Need to or GOT TO make my design business estimating and billing activities PLUS "where I'm at" components of my business - much mired in the tasks - need to streamlined. I narrow it down to 2 choices. However if you have other recommendations - please speak up. Not interested in hiring outside service. cheers E.


----------



## groovetube (Jan 2, 2003)

been using iBiz at IGG Software, LLC - Beautiful, intuitive, powerful...the way Mac applications should be.

very good.


----------



## macpablo (Jul 3, 2002)

I have MacFreelance 
Invoice and billing software for Mac - MacFreelance
I love it, simple to use, tracks what I need, and was a decent price for what it does.


----------



## johnnyspade (Aug 24, 2007)

I haven't used Macfreelancer but I do use Billings for the items you mention. I have used it now for about 6 months and was recently engaged to do an audit of the software. I'll be honest, I hated Billings when I first started using it but I have come around. Where it shines is in the reporting. There are a number of reports built in that are useful in checking outstanding invoices, timeslips, etc but if you feel like mucking in you can create your own reports for just about anything. Customizing what goes on your invoices is also doable though not intuitive.

The ability to create estimate slips, and turn them into work slips when approved is nice but I don't find myself using it very often. I recommend trialing it with some demo accounts to see if it works for you.

I had used Blinksale for a couple of years previous and liked it very much but I decide that it wasn't worth the $6/month I was paying (would be more now). Blinksale at $60 was a better value and offers more options.


----------



## groovetube (Jan 2, 2003)

macpablo said:


> I have MacFreelance
> Invoice and billing software for Mac - MacFreelance
> I love it, simple to use, tracks what I need, and was a decent price for what it does.

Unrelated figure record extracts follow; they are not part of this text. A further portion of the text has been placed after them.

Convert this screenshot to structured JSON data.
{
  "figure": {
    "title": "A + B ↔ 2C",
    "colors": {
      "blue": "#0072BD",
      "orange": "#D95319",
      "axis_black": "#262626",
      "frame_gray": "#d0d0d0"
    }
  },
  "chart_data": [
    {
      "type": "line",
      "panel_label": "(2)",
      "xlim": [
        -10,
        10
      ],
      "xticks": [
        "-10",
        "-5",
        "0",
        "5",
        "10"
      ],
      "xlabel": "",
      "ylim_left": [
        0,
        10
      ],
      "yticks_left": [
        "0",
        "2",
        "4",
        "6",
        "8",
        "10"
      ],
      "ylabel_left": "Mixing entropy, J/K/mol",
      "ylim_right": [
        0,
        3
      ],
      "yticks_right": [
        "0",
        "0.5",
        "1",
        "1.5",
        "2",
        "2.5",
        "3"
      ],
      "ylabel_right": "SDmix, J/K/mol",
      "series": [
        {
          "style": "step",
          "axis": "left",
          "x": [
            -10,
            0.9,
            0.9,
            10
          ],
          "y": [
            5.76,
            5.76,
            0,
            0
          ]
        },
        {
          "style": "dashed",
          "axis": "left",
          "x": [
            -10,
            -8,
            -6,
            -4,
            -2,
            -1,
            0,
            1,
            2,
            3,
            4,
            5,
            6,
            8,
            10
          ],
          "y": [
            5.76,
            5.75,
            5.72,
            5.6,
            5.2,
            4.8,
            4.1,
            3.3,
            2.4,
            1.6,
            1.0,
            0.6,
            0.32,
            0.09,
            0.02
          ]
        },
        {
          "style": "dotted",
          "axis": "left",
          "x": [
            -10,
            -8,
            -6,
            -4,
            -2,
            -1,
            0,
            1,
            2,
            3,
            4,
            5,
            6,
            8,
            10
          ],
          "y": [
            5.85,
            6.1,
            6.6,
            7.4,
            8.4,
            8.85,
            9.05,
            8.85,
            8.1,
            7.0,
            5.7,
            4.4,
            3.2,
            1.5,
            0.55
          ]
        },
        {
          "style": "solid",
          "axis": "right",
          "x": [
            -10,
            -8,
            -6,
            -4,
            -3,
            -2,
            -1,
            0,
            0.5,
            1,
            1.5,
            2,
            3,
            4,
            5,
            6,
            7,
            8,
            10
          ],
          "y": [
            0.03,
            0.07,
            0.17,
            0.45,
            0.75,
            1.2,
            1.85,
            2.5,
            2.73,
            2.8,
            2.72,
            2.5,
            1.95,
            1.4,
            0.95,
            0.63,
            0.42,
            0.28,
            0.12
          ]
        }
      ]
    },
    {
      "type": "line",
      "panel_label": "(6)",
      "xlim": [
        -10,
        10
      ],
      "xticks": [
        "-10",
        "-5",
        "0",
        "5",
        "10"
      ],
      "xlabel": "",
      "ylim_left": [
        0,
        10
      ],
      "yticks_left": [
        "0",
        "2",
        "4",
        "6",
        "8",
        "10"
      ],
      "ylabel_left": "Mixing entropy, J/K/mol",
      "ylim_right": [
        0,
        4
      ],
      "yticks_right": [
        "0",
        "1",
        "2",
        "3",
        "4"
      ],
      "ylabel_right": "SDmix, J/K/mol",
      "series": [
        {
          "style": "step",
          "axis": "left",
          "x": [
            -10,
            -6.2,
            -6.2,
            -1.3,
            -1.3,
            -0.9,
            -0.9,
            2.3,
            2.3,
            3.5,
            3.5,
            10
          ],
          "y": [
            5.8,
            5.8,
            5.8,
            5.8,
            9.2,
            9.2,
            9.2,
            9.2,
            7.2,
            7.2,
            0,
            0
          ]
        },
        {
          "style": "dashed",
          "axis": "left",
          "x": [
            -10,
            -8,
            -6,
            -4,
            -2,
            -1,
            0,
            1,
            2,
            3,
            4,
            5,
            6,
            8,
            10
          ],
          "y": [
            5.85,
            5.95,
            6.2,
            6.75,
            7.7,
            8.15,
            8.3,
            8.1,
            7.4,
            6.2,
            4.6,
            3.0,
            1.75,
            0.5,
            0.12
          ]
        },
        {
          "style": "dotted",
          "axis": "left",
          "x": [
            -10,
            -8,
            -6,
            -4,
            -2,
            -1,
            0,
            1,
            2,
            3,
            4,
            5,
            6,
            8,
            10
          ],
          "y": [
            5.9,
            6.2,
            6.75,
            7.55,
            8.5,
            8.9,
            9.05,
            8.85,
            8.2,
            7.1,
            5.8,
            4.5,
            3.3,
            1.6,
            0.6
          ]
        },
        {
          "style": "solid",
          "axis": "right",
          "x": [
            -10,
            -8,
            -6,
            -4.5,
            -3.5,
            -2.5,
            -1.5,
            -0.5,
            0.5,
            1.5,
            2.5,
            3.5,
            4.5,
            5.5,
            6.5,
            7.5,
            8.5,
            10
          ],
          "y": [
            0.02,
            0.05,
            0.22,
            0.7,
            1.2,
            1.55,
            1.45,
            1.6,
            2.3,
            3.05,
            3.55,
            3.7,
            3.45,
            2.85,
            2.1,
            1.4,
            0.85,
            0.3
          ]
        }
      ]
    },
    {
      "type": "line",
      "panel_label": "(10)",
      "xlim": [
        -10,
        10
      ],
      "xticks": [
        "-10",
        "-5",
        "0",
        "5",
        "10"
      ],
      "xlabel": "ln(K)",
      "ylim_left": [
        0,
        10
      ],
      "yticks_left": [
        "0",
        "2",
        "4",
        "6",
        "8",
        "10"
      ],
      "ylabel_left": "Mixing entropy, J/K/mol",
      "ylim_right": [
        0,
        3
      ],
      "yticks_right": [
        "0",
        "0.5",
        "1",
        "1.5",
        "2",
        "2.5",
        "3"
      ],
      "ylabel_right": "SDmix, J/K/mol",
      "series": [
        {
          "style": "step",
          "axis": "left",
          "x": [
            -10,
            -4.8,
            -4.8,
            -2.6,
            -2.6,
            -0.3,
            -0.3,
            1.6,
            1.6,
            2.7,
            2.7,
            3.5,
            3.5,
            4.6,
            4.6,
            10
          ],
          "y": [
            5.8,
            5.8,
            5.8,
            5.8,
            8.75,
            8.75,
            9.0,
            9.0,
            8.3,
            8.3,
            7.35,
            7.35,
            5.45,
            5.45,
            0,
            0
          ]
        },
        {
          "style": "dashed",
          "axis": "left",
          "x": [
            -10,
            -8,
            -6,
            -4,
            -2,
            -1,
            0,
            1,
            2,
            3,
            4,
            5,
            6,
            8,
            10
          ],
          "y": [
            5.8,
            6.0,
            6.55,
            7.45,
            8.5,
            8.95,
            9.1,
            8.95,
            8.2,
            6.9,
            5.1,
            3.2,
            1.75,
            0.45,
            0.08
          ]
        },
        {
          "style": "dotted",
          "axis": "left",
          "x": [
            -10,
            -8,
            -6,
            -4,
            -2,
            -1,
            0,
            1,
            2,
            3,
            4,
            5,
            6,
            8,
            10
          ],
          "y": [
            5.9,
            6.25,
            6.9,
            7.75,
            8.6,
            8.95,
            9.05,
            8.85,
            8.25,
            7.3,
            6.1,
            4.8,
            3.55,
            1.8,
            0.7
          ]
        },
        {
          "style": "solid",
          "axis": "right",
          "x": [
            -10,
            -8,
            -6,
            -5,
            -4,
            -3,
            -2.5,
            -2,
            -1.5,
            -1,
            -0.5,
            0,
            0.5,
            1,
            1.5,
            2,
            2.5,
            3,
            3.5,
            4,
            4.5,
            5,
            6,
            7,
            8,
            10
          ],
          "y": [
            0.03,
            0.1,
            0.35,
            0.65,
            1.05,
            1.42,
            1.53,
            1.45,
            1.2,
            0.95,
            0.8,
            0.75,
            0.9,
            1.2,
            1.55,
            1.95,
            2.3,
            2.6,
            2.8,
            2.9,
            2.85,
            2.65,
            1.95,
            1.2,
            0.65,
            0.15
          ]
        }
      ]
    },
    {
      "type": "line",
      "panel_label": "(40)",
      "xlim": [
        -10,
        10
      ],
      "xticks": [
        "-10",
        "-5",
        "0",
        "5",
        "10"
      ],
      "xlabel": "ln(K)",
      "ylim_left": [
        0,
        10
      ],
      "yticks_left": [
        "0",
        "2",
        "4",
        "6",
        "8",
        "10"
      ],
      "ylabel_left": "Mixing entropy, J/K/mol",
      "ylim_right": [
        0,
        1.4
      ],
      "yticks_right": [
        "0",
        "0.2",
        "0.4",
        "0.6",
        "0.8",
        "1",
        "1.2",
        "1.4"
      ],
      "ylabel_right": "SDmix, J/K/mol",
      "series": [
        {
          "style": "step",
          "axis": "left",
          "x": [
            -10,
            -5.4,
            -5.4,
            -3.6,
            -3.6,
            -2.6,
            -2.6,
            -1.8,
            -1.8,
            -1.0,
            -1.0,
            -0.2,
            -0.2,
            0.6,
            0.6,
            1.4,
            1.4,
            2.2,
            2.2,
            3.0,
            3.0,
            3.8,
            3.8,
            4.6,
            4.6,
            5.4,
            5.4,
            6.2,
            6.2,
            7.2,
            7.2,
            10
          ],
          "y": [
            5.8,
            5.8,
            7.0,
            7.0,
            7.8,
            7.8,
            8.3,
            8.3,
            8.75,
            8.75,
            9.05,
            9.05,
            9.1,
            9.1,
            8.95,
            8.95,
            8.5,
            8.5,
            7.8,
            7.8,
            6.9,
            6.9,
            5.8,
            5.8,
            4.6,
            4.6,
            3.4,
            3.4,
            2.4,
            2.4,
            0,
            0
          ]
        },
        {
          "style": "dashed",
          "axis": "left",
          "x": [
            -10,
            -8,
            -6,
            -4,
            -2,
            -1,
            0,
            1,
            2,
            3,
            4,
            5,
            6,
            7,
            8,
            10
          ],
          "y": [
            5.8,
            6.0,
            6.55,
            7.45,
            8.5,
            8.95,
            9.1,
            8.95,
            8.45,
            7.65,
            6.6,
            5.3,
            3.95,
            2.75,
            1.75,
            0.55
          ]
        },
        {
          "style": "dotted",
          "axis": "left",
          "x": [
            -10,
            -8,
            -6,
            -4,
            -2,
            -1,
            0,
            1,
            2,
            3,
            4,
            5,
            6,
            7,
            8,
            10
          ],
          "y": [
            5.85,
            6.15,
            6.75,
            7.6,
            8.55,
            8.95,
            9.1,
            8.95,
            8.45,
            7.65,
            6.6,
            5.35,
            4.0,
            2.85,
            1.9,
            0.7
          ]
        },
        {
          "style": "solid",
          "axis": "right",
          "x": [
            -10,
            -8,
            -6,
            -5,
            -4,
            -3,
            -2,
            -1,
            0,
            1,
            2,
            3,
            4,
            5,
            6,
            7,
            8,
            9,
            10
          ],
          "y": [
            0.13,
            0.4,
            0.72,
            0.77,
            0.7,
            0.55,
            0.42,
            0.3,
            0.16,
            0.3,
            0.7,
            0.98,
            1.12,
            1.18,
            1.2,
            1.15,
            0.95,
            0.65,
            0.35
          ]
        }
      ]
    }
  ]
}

wow looked at macfreelancer it looks almost identical to iBiz.


----------



## juanrojo (Sep 28, 2005)

I've been using Billings for over a month now and it pretty much does all that I need it for and then some.


----------



## chas_m (Dec 2, 2007)

Thanks to sale prices at various times, I have purchased Billings (which I got a chance to use and liked), On The Job (which I also played with and liked a lot on first impression) and OfficeTime. I meant to compare the three and decide on a final replacement for the late and (by me anyway) lamented Sambucus (which I *loved*), but then I retired (temporarily), so all I can do is suggest you download and have a look at several of these options to get a feel for which one suits your style.


----------



## Cliffy (Apr 18, 2005)

Have you looked at Hourly?


----------



## Siebel (Aug 18, 2005)

I've heard good things about those software. Some Apple Consultants are using it.

TimeLog

TimeLog 4 | About 


TaskTime

TaskTime


----------